Thursday, 8 January 2015

World’s Best Forecaster Targets Euro-Dollar Parity: Currencies

Being more bearish on the euro than the consensus helped ING Groep NV become the world’s most accurate currency forecaster in 2014. The Dutch bank sees no reason to change its strategy now, breaking from the pack to predict a drop to parity with the dollar within two years.
After watching the 19-nation currency slide as low as $1.1754 today from last year’s high of $1.3993 in May, ING sees it continuing to weaken all the way to $1, a level last seen in 2002. The median estimate of more than 30 forecasters in a Bloomberg survey is $1.15 by the end of 2016.
ING expects measures by the European Central Bank to boost the euro zone’s flagging economy and avoid deflation will have direr consequences for the currency than most other firms. Few investors will want the euro as policy makers expand the money supply, especially as
the Federal Reserve makes dollar assets more attractive by raising interest rates.
“We are one of the most bearish houses on euro-dollar,” Petr Krpata, a foreign-exchange strategist at ING in London, said yesterday by phone. “It looks as if the Fed will start hiking rates sooner rather than later, potentially even late in the second quarter, and this will further fuel the divergence on policy.”

Debut Level

ING topped Bloomberg’s rankings of foreign-exchange analysts for the four quarters ended Dec. 31, rising from second place previously and supplanting German lender Landesbank Baden-Wuerttemberg in the No. 1 slot.
In one of its best calls, ING predicted at the start of 2014 the euro would fall 13 percent to $1.20 by Dec. 31, compared with a median estimate in a Bloomberg survey of $1.28 at the time. It ended the year at $1.2098.
The euro traded at $1.1765 as of 8:23 a.m. in New York, approaching the $1.1736 opening level on Jan. 1, 1999, when the single currency was introduced, according to data compiled by Bloomberg.
Strategists were given a new reason to be bearish on the currency yesterday when data showed euro-region consumer prices fell 0.2 percent in December from a year earlier, the first annual drop in five years.
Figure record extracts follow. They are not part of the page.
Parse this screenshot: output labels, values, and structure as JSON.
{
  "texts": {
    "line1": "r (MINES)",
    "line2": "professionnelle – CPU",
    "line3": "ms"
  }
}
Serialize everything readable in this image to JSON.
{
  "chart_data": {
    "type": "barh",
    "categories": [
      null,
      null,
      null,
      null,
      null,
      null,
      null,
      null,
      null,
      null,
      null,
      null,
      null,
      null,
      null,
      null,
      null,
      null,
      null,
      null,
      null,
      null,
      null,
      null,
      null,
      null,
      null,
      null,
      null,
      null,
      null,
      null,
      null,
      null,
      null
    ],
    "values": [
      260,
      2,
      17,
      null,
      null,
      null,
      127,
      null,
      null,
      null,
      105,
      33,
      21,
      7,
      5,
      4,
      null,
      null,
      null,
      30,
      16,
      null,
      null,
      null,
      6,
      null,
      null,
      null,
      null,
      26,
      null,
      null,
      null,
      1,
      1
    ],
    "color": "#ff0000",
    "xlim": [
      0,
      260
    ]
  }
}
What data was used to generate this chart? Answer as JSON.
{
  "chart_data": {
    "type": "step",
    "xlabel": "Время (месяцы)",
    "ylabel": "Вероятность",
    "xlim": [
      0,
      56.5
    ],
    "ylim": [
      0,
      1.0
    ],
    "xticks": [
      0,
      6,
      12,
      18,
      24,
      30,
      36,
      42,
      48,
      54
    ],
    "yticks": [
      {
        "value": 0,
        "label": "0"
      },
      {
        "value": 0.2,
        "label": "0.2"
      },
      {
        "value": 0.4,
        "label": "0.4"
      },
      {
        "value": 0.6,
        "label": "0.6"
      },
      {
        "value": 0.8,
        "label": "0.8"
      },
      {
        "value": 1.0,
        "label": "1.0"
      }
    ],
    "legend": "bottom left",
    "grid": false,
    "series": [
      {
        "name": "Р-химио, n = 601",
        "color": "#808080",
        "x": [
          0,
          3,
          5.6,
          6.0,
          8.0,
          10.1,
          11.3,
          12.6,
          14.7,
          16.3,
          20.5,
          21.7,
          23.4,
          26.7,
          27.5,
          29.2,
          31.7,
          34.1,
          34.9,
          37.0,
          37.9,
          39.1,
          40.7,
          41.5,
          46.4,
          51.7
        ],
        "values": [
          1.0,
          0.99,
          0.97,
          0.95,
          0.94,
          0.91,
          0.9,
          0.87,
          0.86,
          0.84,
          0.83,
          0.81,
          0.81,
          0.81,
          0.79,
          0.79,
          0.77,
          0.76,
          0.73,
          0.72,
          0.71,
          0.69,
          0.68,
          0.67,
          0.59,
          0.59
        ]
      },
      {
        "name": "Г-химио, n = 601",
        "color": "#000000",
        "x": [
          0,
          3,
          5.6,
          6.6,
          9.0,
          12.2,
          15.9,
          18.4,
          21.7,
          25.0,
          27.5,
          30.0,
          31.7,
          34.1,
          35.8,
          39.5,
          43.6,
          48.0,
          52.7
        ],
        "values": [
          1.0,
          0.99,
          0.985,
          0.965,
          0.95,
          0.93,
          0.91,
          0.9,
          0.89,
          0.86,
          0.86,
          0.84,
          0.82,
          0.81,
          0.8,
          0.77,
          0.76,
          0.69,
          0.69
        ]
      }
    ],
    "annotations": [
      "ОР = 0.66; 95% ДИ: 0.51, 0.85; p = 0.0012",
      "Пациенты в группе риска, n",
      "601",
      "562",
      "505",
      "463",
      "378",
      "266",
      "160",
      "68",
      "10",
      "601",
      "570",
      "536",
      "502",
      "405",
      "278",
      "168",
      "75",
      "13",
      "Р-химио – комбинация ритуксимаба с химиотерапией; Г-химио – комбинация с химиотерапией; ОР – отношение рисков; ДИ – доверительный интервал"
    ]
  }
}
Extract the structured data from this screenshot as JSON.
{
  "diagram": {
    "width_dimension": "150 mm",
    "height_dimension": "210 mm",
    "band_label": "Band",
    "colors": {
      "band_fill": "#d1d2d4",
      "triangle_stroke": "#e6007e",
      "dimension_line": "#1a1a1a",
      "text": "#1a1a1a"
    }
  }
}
That added to pressure on ECB President Mario Draghi to start purchasing sovereign bonds as part of a strategy to inject cash into the economy and debase the euro.
Krpata, who helps compile Amsterdam-based ING’s forecasts along with head of currency strategy Chris Turner, expects the ECB to announce so-called quantitative easing at its first policy meeting this year on Jan. 22, before outlining details on March 5. ECB officials have only said they’re considering QE.

Fed Minutes

At the same time, there’s a 59 percent likelihood the U.S. will raise its target federal funds rate from a zero-to-0.25 percent range to at least 0.5 percent by September, futures data compiled by Bloomberg show. Minutes of the Fed’s December meeting published yesterday showed most officials agree the central bank is unlikely to increase rates before late-April.
The best forecasters in Bloomberg’s rankings were identified by averaging individual scores on margin of error, timing and directional accuracy across 13 currency pairs during the past four quarters.
Banks had to be ranked in at least eight of the pairs to qualify for the overall placing, with 59 succeeding. ING’s score of 63.72 compares with No. 2 Credit Suisse Group AG’s 59.24 and third-placed National Australia Bank at 58.82.

Dollar Theme

“The theme is still dollar strength,” Shahab Jalinoos, the global head of foreign-exchange strategy at Credit Suisse in New York, said by phone on Jan. 5. “The Fed should start raising rates by June, which is earlier than what’s priced in the market, and another three hikes in the next four meetings after that.”
Credit Suisse estimates the euro will fall to $1.15 by the end of 2015 before trading at $1.19 a year later.
Dollar appreciation is “the cornerstone of our Group of 10 FX views,” Raiko Shareef, a strategist in Wellington at Bank of New Zealand Ltd., a unit of NAB, said yesterday by phone. The euro and New Zealand dollar are the two currencies “that will suffer the most” versus the greenback this year, he said.
ING’s prediction of euro-dollar parity remains a minority view. ABN Amro Bank NV and Citigroup Inc., the world’s largest foreign-exchange trader, are the only banks in Bloomberg’s survey that agree the exchange rate will fall that low by the end of 2016. Options prices suggest there’s only an 18 percent chance the euro will weaken to ING’s target.
ING’s top pick is to buy the dollar against Sweden’s krona. The Scandinavian currency posted the second-worst performance in a basket of 10 developed-nation peers during the past 12 months, plunging 9 percent, according to Bloomberg Correlation-Weighted Indexes.
Sweden’s Riksbank pledged in December to do whatever’s needed to jolt the biggest Nordic economy out of a deflationary spiral. Because officials have limited room to maneuver on rates, they’ll probably put a curb on the krona’s value, Krpata said.
“Ordinary monetary mechanisms are exhausted,” he said. “The Swedish krona will be even weaker than the euro.”